Member of the Connecticut House of Representatives from the 14th district
- Incumbent
- Assumed office January 4, 2017
- Preceded by: Bill Aman

Personal details
- Born: Thomas A. Delnicki September 7, 1956 (age 69) South Windsor, Connecticut, U.S.
- Party: Republican
- Spouse: Audrey J. Bryda ​ ​(m. 1986)​
- Education: South Windsor High School
- Alma mater: University of Connecticut

= Tom Delnicki =

American politician

Thomas A. Delnicki (born September 7, 1956), commonly known as Tom Delnicki, is an American politician who has served in the Connecticut House of Representatives from the 14th district since 2017. Delnicki is a Republican.

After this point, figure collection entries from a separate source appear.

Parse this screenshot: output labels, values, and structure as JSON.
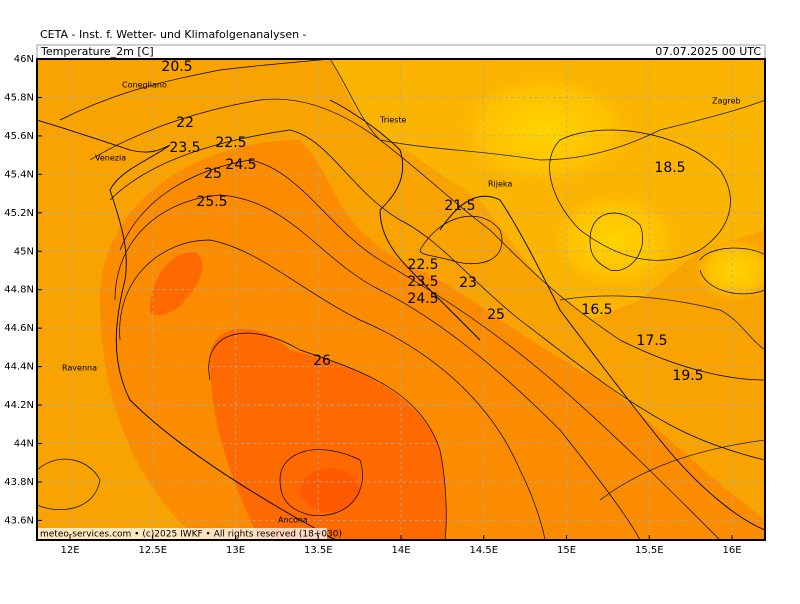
{
  "header": {
    "institute": "CETA - Inst. f. Wetter- und Klimafolgenanalysen -",
    "parameter": "Temperature_2m [C]",
    "valid_time": "07.07.2025 00 UTC"
  },
  "lat_ticks": [
    "46N",
    "45.8N",
    "45.6N",
    "45.4N",
    "45.2N",
    "45N",
    "44.8N",
    "44.6N",
    "44.4N",
    "44.2N",
    "44N",
    "43.8N",
    "43.6N"
  ],
  "lon_ticks": [
    "12E",
    "12.5E",
    "13E",
    "13.5E",
    "14E",
    "14.5E",
    "15E",
    "15.5E",
    "16E"
  ],
  "contour_labels": [
    20.5,
    22,
    22.5,
    23.5,
    24.5,
    25,
    25.5,
    21.5,
    22.5,
    23.5,
    23,
    24.5,
    25,
    26,
    18.5,
    16.5,
    17.5,
    19.5
  ],
  "cities": [
    "Conegliano",
    "Venezia",
    "Trieste",
    "Rijeka",
    "Zagreb",
    "Ravenna",
    "Ancona"
  ],
  "footer": "meteo-services.com • (c)2025 IWKF • All rights reserved (18+030)"
}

== Early life and education ==
Delnicki was born September 7, 1956, in South Windsor, Connecticut. He grew-up on the family farm which was owned in the fourth generation. He graduated from South Windsor High School in 1974 and earned a bachelor's degree from the University of Connecticut. He is of Lithuanian descent (original spelling was Delnickas) on his father's side.

== Career ==
He retired from the Metropolitan District as a Facilities/Maintenance Supervisor.

== Politics ==
Delnicki served on the South Windsor Town Council from 1995 to 2007 and again from 2009. During his tenure on the council, he has been Mayor twice, Deputy Mayor and served on the first Strategic Planning Committee formed in 1999. Since January 4, 2017, he serves as a member of the Connecticut House of Representatives for the Republican Party.

== Personal life ==
In 1986, Delnicki married Audrey J. Bryda (b. c. 1960), in South Windsor, Connecticut.